Police officers and other first-responders, such as EMTs and firefighters, often do a number of good deeds, many of which are dismissed with little fanfare as simply part of the job. But when they go above and beyond, they deserve to be recognized.
On Feb. 22, police officers, first-responders and civilians were honored for their heroic actions at the Egg Harbor Township Police Department's 2013 Police and Community Service Awards ceremony at the Egg Harbor Township Community Center.
Patrolman Shawn Owen was among the officers honored for the event. A veteran of the U.S. Army and Coast Guard, which often give out awards, Owen said such ceremonies are encouraging for those honored.
"It's good for the guys," said Owen, who lives in the township's Bargaintown section. "It's good for morale, and it's good for the public to see what the officers do."
The heroic deeds of those honored were recounted at the two-hour ceremony, and recipients were presented with certificates of achievement. Recent retirees from the department also were honored for their service. Standout officers in the categories of physical fitness, marksmanship, good conduct and others stood as their names were read at the ceremony.
The ceremony was the first in a while after being forced on hiatus in 2010 due to budget cuts that threatened the layoffs of several members of the force.
Owen built up quite a backlog and was honored for his work in 19 incidents, among them busts of a known stalker caught in a routine motor vehicle stop as he left the home of his stalkee, and his work during and after Hurricanes Irene and Sandy and last summer's derecho storm.

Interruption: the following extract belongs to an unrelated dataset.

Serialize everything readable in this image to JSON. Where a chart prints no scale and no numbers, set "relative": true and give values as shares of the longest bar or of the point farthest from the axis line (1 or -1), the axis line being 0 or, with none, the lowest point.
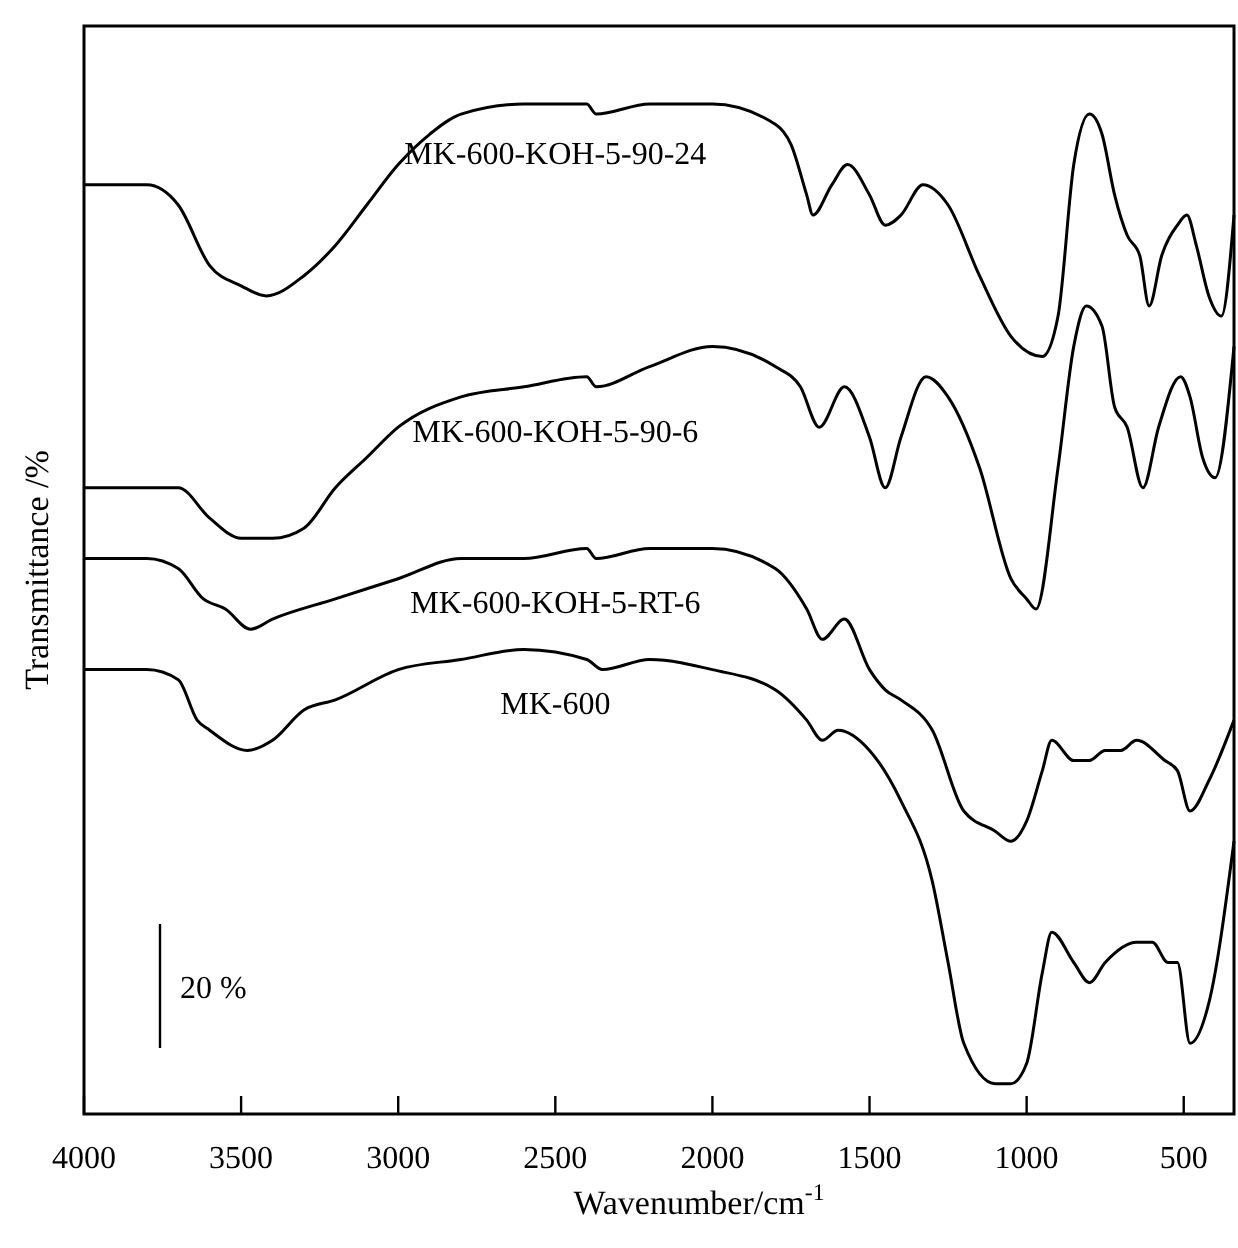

Geoff Dorsey, who owns Dorsey Construction, was one of the civilian honorees. While he is a Somers Point resident, he was involved in a 2011 incident outside Christi's Bar and Restaurant off the Airport Circle in which he witnessed a man pull a gun and fire it into the air during an altercation. He reported the incident to the police, and although an initial search of the suspect's vehicle did not turn up any firearms, Dorsey insisted they continue to search. On a third search, they found the weapon tucked under the car's center console.
While he admits he was proud to accept his award, Dorsey insisted he was only doing what anyone in his position would have done.
"It wasn't like I did anything special, but it felt good to get the award, to be recognized for doing what's right," Dorsey said.
Honorees were selected based on recommendations from officers, who submit names of their peers and community members whose actions they believe merit recognition. The submissions are then reviewed by a committee against certain criteria.
Lt. Robert Gray, chairman of the awards committee and a 25-year member of the department, said the ceremony far predated his arrival on the force, but he's unsure when it was started.
The recent hiatus was the first, as far as he knows, for what had been an annual ceremony. Gray hopes the event gets back to the yearly schedule, because it's a big morale booster for township policeman and citizens. He joked that poring through four years of submissions was hard work for the committee.
"It was quite a feat getting all this stuff together," Gray said. "Hopefully, we do it yearly, because it's a lot to do - four year's worth for one night."